A New Power Awakens on Nintendo Switch
As is the case with many Nintendo Switch ports, Dragon Ball Z: Kakarot does see some technical downgrades, but I was surprised to see how playable it actually is. Frame rate drops are rare unless you’re exploring a particularly detailed part of the world or unleashing a multitude of super attacks. However, Dragon Ball Z: Kakarot on Nintendo Switch is a worthwhile investment for hardcore Dragon Ball fans who want to experience the game on the go.
Furthermore, the Nintendo Switch version also includes A New Power Awakens DLC for free, which allows you to fight stronger opponents like Beerus for various rewards. The DLC features new transformations for Goku and Vegeta, an increased level cap, new soul emblems, and much more. Although some of this content can’t be accessed until the postgame, it’s there for fans who want to continue to get stronger.
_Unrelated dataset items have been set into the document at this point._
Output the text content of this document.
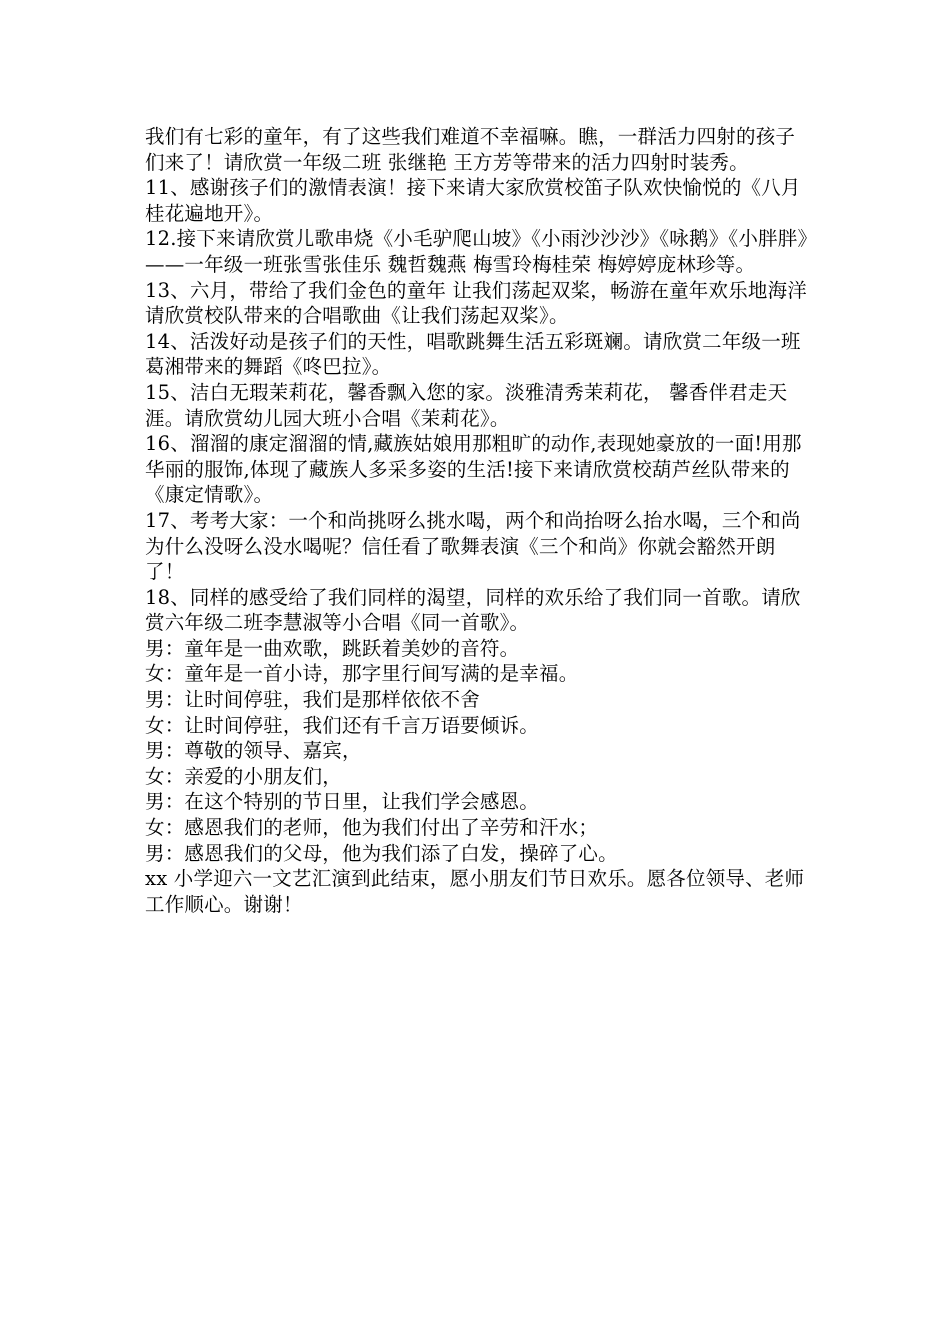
我们有七彩的童年，有了这些我们难道不幸福嘛。瞧，一群活力四射的孩子们来了！请欣赏一年级二班 张继艳 王方芳等带来的活力四射时装秀。

11、感谢孩子们的激情表演！接下来请大家欣赏校笛子队欢快愉悦的《八月桂花遍地开》。

12.接下来请欣赏儿歌串烧《小毛驴爬山坡》《小雨沙沙沙》《咏鹅》《小胖胖》——一年级一班张雪张佳乐 魏哲魏燕 梅雪玲梅桂荣 梅婷婷庞林珍等。

13、六月，带给了我们金色的童年 让我们荡起双桨，畅游在童年欢乐地海洋请欣赏校队带来的合唱歌曲《让我们荡起双桨》。

14、活泼好动是孩子们的天性，唱歌跳舞生活五彩斑斓。请欣赏二年级一班葛湘带来的舞蹈《咚巴拉》。

15、洁白无瑕茉莉花，馨香飘入您的家。淡雅清秀茉莉花， 馨香伴君走天涯。请欣赏幼儿园大班小合唱《茉莉花》。

16、溜溜的康定溜溜的情,藏族姑娘用那粗旷的动作,表现她豪放的一面!用那华丽的服饰,体现了藏族人多采多姿的生活!接下来请欣赏校葫芦丝队带来的《康定情歌》。

17、考考大家：一个和尚挑呀么挑水喝，两个和尚抬呀么抬水喝，三个和尚为什么没呀么没水喝呢？信任看了歌舞表演《三个和尚》你就会豁然开朗了！

18、同样的感受给了我们同样的渴望，同样的欢乐给了我们同一首歌。请欣赏六年级二班李慧淑等小合唱《同一首歌》。

男：童年是一曲欢歌，跳跃着美妙的音符。

女：童年是一首小诗，那字里行间写满的是幸福。

男：让时间停驻，我们是那样依依不舍

女：让时间停驻，我们还有千言万语要倾诉。

男：尊敬的领导、嘉宾，

女：亲爱的小朋友们，

男：在这个特别的节日里，让我们学会感恩。

女：感恩我们的老师，他为我们付出了辛劳和汗水；

男：感恩我们的父母，他为我们添了白发，操碎了心。

xx 小学迎六一文艺汇演到此结束，愿小朋友们节日欢乐。愿各位领导、老师工作顺心。谢谢！
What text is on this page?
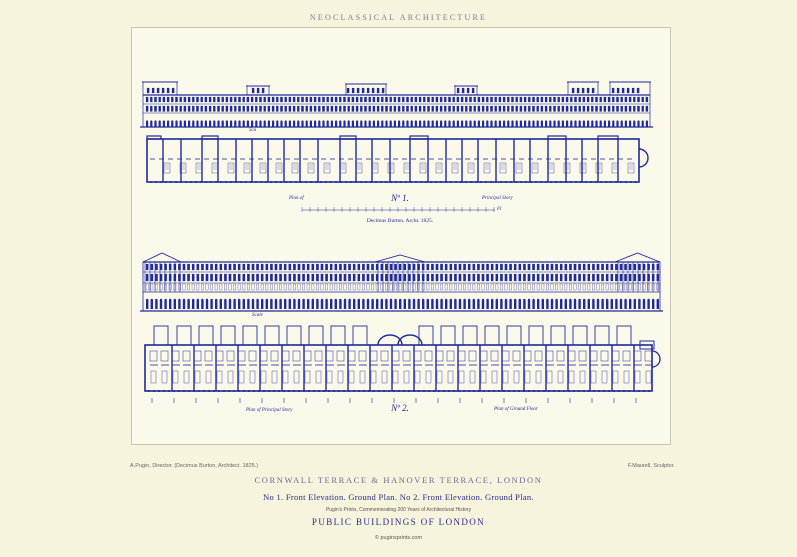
NEOCLASSICAL ARCHITECTURE
· · · · · · · · · · · · · · · · · · · · · · · · ·
Sca
Nº 1.
Plan of	Principal Story
Ft
Decimus Burton. Archt. 1825.
Scale
Nº 2.
Plan of Principal Story	Plan of Ground Floor
A.Pugin, Director. (Decimus Burton, Architect. 1825.)	F.Maurell, Sculptor.
CORNWALL TERRACE & HANOVER TERRACE, LONDON
No 1. Front Elevation. Ground Plan. No 2. Front Elevation. Ground Plan.
Pugin's Prints, Commemorating 200 Years of Architectural History
PUBLIC BUILDINGS OF LONDON
© puginsprints.com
Dragon Ball Z: Kakarot is a game made for hardcore Dragon Ball fans, retelling the franchise’s iconic story, with action-packed combat and deep RPG mechanics. Although some parts of the game are needlessly dull, there is plenty of fun to be had throughout the adventure. The Nintendo Switch version is a solid port, suffering only rare frame rate drops, allowing you to experience Goku’s adventures on the go. If you’re after something to scratch that Dragon Ball itch, then Dragon Ball Z: Kakarot might be for you.
Dragon Ball Z: Kakarot is available now for Nintendo Switch, alongside a variety of DLC packs new and old.
A Nintendo Switch review code for Dragon Ball Z: Kakarot Ultimate Edition was provided by the publisher.